Chad Taylor

The Manuscript I Never Finish

'You look different,' she said.
'But I still look like me, right?'
'Kind of.' She tilted her head. 'It’s remarkable, actually, how much difference it makes. You look like you, but you’re not you. You know?'
'I don’t like that idea.'
'It’s only temporary,' she said. 'You’ll be back to your old self soon enough.'
Since finishing my last ms I've gone back to the Manuscript I Never Finish. In the old days this would have been a hairy box of notes and papers but now it's a hairy box of notes and papers and many, many computer files, all carefully dated. The more experimental a work becomes, the more you fall back on traditional methods to keep track of the parts.

I think a lot of novelists have a work they keep coming back to.
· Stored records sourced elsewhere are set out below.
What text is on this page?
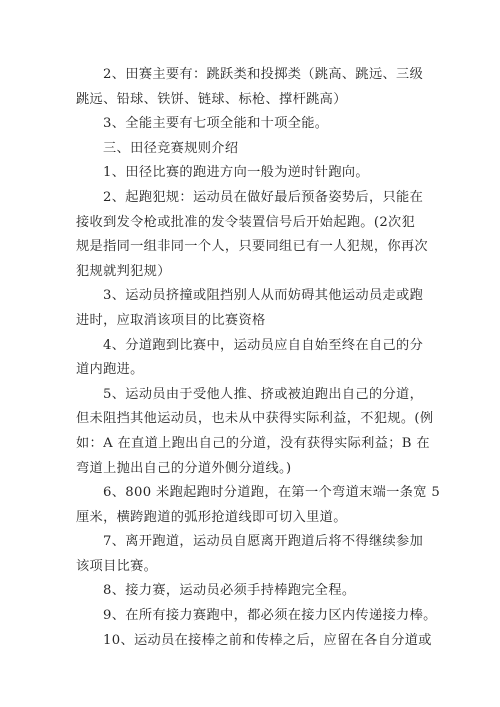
2、田赛主要有：跳跃类和投掷类（跳高、跳远、三级
跳远、铅球、铁饼、链球、标枪、撑杆跳高）
3、全能主要有七项全能和十项全能。
三、田径竞赛规则介绍
1、田径比赛的跑进方向一般为逆时针跑向。
2、起跑犯规：运动员在做好最后预备姿势后，只能在
接收到发令枪或批准的发令装置信号后开始起跑。(2次犯
规是指同一组非同一个人，只要同组已有一人犯规，你再次
犯规就判犯规）
3、运动员挤撞或阻挡别人从而妨碍其他运动员走或跑
进时，应取消该项目的比赛资格
4、分道跑到比赛中，运动员应自自始至终在自己的分
道内跑进。
5、运动员由于受他人推、挤或被迫跑出自己的分道，
但未阻挡其他运动员，也未从中获得实际利益，不犯规。(例
如：A 在直道上跑出自己的分道，没有获得实际利益；B 在
弯道上抛出自己的分道外侧分道线。)
6、800 米跑起跑时分道跑，在第一个弯道末端一条宽 5
厘米，横跨跑道的弧形抢道线即可切入里道。
7、离开跑道，运动员自愿离开跑道后将不得继续参加
该项目比赛。
8、接力赛，运动员必须手持棒跑完全程。
9、在所有接力赛跑中，都必须在接力区内传递接力棒。
10、运动员在接棒之前和传棒之后，应留在各自分道或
This one is hard to catch because it's quite light, but as I work on it, it becomes darker and I have to pull back to recapture that original "feel." Normally I don't worry about tone because tone seems naturally born of structure and story, like tin cans tied to the car's bumper. But this one goes back and forth, and it doesn't help that there's a major surreal element that I lose track of.

Pray that I never finish it. Possibly I already have and I just like going back to the narrative between novels and shoving bits of it around to see what happens. I like the madness of this. Al Pacino starred in a film called The Local Stigmatic that famously never seemed to be finished - a quick click on imbd.com tells me that it's now out on DVD. Stanley Kubrick was always working on Napoleon. I envy people who have the confidence that the world will wait for them no matter how long they take. I've never had believed that. I'm outcome oriented so something that never comes to an end is a meditation.